The city clerk has published the ballot arguments for Measure KK, the anti-transit initiative, and anyone who is familiar with the issues can see that the measure’s backers have filled their ballot argument with false claims.
Measure KK backers claim that AC Transit’s Bus Rapid Transit project would eliminate local bus stops.
In fact, AC Transit is considering two alternatives plans and has not decided which to implement. Separate service, with local buses running in the mixed traffic lanes, would certainly not eliminate any local bus stops. Combined service, with local buses running in the dedicated BRT lanes, could conceivably eliminate some local bus stops, but the final decision on location of bus stops in would depend on input from the Berkeley Planning Commission and City Council. We will not know how BRT affects local bus stops until we see the final environmental impact report (EIR).
Measure KK backers claim that most parking would be removed along the route.
In fact, AC Transit has promised to replace parking removed in all locations where there is a shortage of parking. A shortage is defined as a vacancy rate of less than 15 percent for off-street parking; planners agree that, when the vacancy rate is higher than this, it is easy to find on-street parking. We will not know how AC Transit plans to replace parking until we see the c.
Measure KK backers claim that travel time saved by BRT will be insignificant.
In fact, the average bus trip in the corridor will be 15 percent to 30 percent faster than it is now. AC Transit is currently calculating the total net time savings for all transportation in the corridor, and it is expected to be large. This figure will also be in the final EIR.
Measure KK backers claim that energy savings will be insignificant and that BRT is not “green.”
In fact, BRT will save enough energy to reduce greenhouse gas emissions by over six million pounds per year. The draft EIR was written at a time when the law did not yet require EIRs to study greenhouse gas reductions. Because the law has changed, the final EIR will contain these figures.
All of the backers’ ballot arguments are based on the draft EIR. They apparently do not realize that a draft EIR is a first draft, as its name implies. Projects are changed based on public comments on the draft EIR, and we will not know what the actual BRT project is until we see the final EIR. Berkeley’s Planning Commission has not even developed the city’s input on the draft EIR yet, and we do not know what routes they will support or what mitigations they will want.
Measure KK backers are telling us to make the decision about BRT before we have all the facts.
Most absurd, Measure KK backers claim that their initiative will not be costly, as the city attorney’s analysis says. They say: “leave our streets alone—and this measure will cost zero.”

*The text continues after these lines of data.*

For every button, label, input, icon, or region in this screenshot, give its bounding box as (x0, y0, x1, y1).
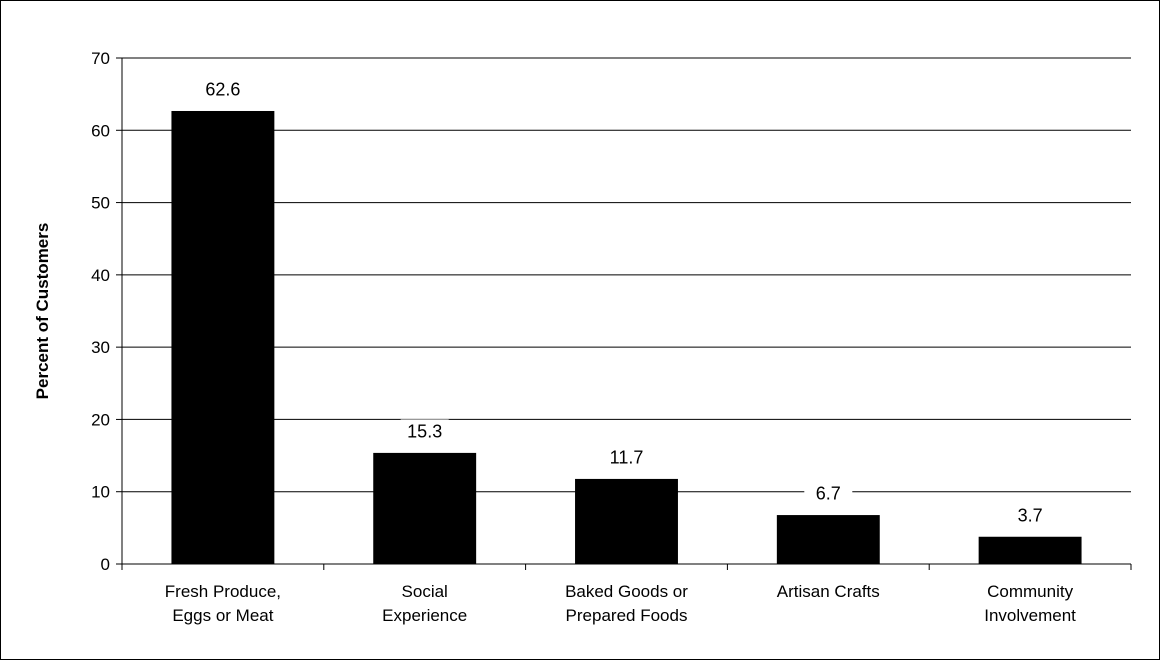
y-tick-label: 20 (91, 410, 110, 429)
bar (575, 478, 678, 565)
data-label: 62.6 (205, 79, 240, 99)
data-label: 11.7 (610, 447, 644, 467)
bar (776, 515, 880, 565)
data-label-background (804, 481, 853, 506)
category-label: Social (402, 582, 448, 601)
category-label: Artisan Crafts (777, 582, 880, 601)
bars: 62.6 15.3 11.7 6.7 3.7 (171, 77, 1082, 565)
category-label: Eggs or Meat (172, 606, 273, 625)
axes (116, 57, 1132, 570)
data-label: 15.3 (407, 421, 442, 441)
data-label-background (400, 419, 449, 444)
category-label: Involvement (984, 606, 1076, 625)
bar (978, 536, 1082, 565)
y-tick-label: 60 (91, 121, 110, 140)
category-label: Experience (382, 606, 467, 625)
y-tick-label: 50 (91, 194, 110, 213)
y-tick-label: 30 (91, 338, 110, 357)
bar (171, 110, 275, 565)
data-label-background (602, 445, 651, 470)
gridlines (122, 57, 1131, 493)
y-axis-label: Percent of Customers (33, 223, 52, 400)
y-tick-label: 10 (91, 483, 110, 502)
category-label: Fresh Produce, (165, 582, 281, 601)
category-label: Prepared Foods (566, 606, 688, 625)
data-label: 6.7 (816, 484, 841, 504)
bar (373, 452, 477, 565)
category-label: Community (987, 582, 1073, 601)
data-label-background (1006, 503, 1055, 528)
y-tick-label: 0 (101, 555, 110, 574)
y-tick-label: 70 (91, 49, 110, 68)
data-label: 3.7 (1018, 505, 1043, 525)
category-labels: Fresh Produce, Eggs or Meat Social Experien… (165, 582, 1076, 625)
data-label-background (198, 77, 247, 102)
y-tick-label: 40 (91, 266, 110, 285)
category-label: Baked Goods or (565, 582, 688, 601)
y-tick-labels: 0 10 20 30 40 50 60 70 (91, 49, 110, 574)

In other words, they say that we should do nothing to build environmentally sound transportation—never implement light rail in Berkeley, and never implement BRT in Berkeley, even though these are the most cost-effective ways of improving public transportation.
Their arguments focus narrow mindedly on AC Transit’s current proposal for BRT. They do not seem to realize that, if their initiative passed, it would be in effect for the indefinite future. It would apply to light rail as well as to BRT. It would apply to every street in Berkeley.
It would mean long delays and large added costs for any light rail or BRT project proposed in Berkeley, which could kill these projects. This would be a major obstacle to Berkeley’s attempts to reduce greenhouse gas emissions, the key environmental issue in the 21st century.
Measure KK backers are very good at shooting from the hip.
They are shooting from the hip by basing all their arguments on the draft EIR for AC Transit’s current BRT project, saying that we should reject the project before we even see the final EIR and know what its final design is.
They are shooting from the hip by thinking only of the current project and not realizing that their initiative would be an obstacle to all future light-rail or BRT projects in Berkeley.
I think they will learn that, when you shoot from the hip, you are likely to end up shooting yourself in the foot.
Charles Siegel is a Berkeley resident.